Niche Chip Maker Ready to Rebound
04/22/2008 12:00 am EST
John Buckingham of the Prudent Speculator says communications-chip maker Exar is ready to resume innovation and healthy profitability.
Exar (Nasdaq: EXAR) designs chips for the highly competitive serial communications, networking and transmission, and storage markets. Customers include Hewlett-Packard, Tellabs, and Nokia.
In its Interface unit, Exar focuses on Universal Asynchronous Receiver Transmitter (UART)— technologies used to convert parallel data series into serial ones to alleviate the restrictive cabling requirements of parallel communications.
Exar also develops and sells high-speed analog, digital and mixed-signal (both analog and digital) physical interface and access control chips in its Communications division. The physical interface includes a transceiver (transmitter and receiver, combined), and is the direct connection to the transmission media, which is generally fiber and copper cabling. In Power Management, launched later in 2007, Exar sells technologies designed to regulate power delivered to a system.
In the nine months ended December 2007, Interface sales comprised 57% of the total, followed by Communications at 24%, and Power Management at 19%.
Since [last year], the company has experienced a host of monumental shifts. The company announced its intention to merge with peer Sipex to increase scale in existing markets and broaden access to the networking, industrial, and high-end consumer markets.
Management had high hopes for the combination, expectations that have yet to pan out. In fact, management didn’t even pan out. In December, chief executive officer and president Ralph Schmitt, who had been CEO at Sipex, resigned.
The company remains in a leaderless transition, while [it is working through] accounting issues related to the deal. Meanwhile, weaker-than-expected sales of power-management products in the December quarter and a wafer-production snafu in China crimped December-quarter financials.
Not the most excitingly positive take, but none too unfamiliar among smaller-cap technology names. Exar hasn’t yet emerged from the woods, but the trees seem to be getting thinner. And the recent announcement of an industry-first wireless UART solution suggests the company didn’t stop innovating along the way.

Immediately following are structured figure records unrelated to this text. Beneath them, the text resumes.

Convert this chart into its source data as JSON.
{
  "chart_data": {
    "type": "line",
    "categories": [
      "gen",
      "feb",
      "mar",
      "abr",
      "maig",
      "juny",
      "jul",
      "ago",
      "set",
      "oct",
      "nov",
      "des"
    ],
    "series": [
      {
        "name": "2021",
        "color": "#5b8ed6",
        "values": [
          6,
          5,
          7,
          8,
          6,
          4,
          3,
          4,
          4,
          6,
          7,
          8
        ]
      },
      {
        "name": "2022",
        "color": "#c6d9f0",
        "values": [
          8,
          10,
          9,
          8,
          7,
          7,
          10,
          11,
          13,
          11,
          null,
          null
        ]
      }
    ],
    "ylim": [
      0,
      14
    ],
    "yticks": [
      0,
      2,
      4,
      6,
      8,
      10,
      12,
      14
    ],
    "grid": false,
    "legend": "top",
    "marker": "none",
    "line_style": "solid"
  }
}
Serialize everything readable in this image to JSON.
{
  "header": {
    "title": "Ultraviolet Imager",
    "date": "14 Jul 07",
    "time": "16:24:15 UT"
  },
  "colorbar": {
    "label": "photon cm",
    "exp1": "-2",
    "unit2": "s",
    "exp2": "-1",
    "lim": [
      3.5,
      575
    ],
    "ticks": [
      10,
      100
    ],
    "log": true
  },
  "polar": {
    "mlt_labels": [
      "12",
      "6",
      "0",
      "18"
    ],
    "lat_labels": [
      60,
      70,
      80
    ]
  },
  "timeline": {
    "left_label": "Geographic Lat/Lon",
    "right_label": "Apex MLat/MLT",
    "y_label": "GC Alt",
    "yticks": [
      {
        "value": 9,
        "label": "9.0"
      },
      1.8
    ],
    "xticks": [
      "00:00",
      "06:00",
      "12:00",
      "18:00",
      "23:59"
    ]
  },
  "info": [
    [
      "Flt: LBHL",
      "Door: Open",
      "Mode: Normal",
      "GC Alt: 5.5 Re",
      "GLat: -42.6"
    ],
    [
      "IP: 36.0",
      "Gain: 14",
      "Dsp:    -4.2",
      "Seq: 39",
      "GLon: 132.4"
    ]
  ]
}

There are lots of reasons to remain optimistic about a turnaround, starting with the still very well-funded balance sheet. Exar currently maintains about $280 million in cash, or about $5.95 per share, representing 75% of the current share price. And revenue comparisons should ease with the dénouement of the accounting transition, barring an end-market-related slowdown [that pulls] the price-to-sales ratio below one time.
At the same time, further progress in the Sipex integration and a focus on bringing operating margins to the long-term goal of 20% should pull up the bottom line, which the Street expects to reemerge from the red in the current quarter.